Vaccine production for this fall’s seasonal flu has been in full swing. We learned that we do not have the critical manufacturing capacity to make both seasonal flu vaccine and H1N1. A decision will have to be made soon as to whether to stop current production and gear up for H1N1. The 1918 Spanish Influenza started out as a mild seasonal flu. It returned in the fall as the deadly pandemic that resulted in an estimated 50 million deaths worldwide, with 675,000 in the United States. As H1N1 hits the Southern Hemisphere, we need to watch what it does. It is clear that we need to develop a faster process to grow viruses for vaccine production in this country. This will be critical for us to meet the challenges as newly recognized pathogens continue to emerge.

The greatest risk from pandemics might not turn out to be from the swine flu virus but from the “collateral damage,” particularly from an already-fragile economy. With border controls and disruption of world trade, global recession could worsen, damaging prospects of economic recovery. A 2008 World Bank report estimates a severe pandemic could reduce the world’s GDP by 4.8 percent. We depend on international trade. H1N1 negatively impacted education, transportation, commerce, and tourism, causing school closures and flight cancellations.

The importance as well as the effectiveness of stringent infection-control procedures was never more apparent than in Mexico. Closing schools, limiting public gatherings, restricting travel, screening at airports, use of personal protective equipment, practicing hand hygiene and covering cough, attention to cleaning the environment, and use of antivirals had a major impact in slowing the spread of swine flu. The response globally was rather quick and appropriate, with a few exceptions. There was little reason for the Chinese government to have quarantined Mexican tourists in their hotel rooms or for the Egyptian government to have ordered the slaughter of all of the country’s hogs. It should be noted, however, that this is a traditional response of Muslim countries to swine-borne illness. Pigs were not spreading the disease to humans, and clinical influenza cannot be transmitted through consumption of pork; hence the concern about use of the word “swine” when referring to the virus.

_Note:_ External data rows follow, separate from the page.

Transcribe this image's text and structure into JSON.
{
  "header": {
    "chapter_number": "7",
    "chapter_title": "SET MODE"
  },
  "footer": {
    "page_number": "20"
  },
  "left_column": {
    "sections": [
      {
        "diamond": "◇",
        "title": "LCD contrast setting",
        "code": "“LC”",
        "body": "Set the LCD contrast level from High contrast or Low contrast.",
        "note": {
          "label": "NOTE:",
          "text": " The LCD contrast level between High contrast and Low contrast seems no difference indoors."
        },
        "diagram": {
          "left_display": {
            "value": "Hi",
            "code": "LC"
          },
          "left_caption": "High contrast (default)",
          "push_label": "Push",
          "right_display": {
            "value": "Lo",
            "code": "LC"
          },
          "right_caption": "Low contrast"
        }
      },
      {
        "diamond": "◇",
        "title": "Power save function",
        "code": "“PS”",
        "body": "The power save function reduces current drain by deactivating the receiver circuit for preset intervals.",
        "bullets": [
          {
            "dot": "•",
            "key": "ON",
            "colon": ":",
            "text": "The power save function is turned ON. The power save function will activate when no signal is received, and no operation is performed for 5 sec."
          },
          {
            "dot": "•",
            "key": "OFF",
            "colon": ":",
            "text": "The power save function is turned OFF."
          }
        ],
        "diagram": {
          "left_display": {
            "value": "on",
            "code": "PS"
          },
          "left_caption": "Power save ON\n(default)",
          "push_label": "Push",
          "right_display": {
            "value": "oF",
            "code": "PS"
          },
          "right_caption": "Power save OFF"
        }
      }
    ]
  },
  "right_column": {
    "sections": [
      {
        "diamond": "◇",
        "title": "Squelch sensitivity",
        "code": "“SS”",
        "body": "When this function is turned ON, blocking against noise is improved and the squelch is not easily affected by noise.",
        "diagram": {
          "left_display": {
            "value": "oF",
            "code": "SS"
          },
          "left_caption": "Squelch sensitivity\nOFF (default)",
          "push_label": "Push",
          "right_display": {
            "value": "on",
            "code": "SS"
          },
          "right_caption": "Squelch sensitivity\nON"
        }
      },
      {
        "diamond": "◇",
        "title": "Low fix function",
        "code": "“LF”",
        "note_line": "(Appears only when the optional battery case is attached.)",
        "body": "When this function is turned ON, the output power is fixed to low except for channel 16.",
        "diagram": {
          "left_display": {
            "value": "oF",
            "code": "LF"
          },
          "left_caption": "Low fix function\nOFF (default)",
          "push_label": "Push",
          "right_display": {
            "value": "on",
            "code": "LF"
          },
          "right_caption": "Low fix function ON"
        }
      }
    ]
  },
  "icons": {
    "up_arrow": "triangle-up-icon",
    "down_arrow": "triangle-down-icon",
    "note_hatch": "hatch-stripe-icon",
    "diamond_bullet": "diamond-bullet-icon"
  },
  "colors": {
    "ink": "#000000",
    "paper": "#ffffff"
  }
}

We also learned that up-to-date information was critical. The San Diego County Medical Society spearheaded this effort with daily updates initially, with input from the GERM Commission experts. Additional expertise was sought from Dr. Bruce Haynes, Dr. Michele Ginsberg, and the Public Health Department — in particular Dr. Wooten, who led the charge countywide. The community response was good, the public health department did an excellent job, and those pandemic influenza plans were dusted off and put into effect. Fortunately, in response to Senate Bill 739 (2006), all healthcare facilities were required to have a pandemic plan in place. This is a time to fine-tune and update their plans. Areas that require more focus include infection-control strategies in the triage and assessment areas of emergency departments, clinics, and urgent care centers, management of the “worried well,” ability to rapidly test specimens, promoting “source control,” and increasing seasonal influenza vaccination compliance.

Let’s not forget the lessons learned. The virus is still present. We need to remain on alert. It will be back.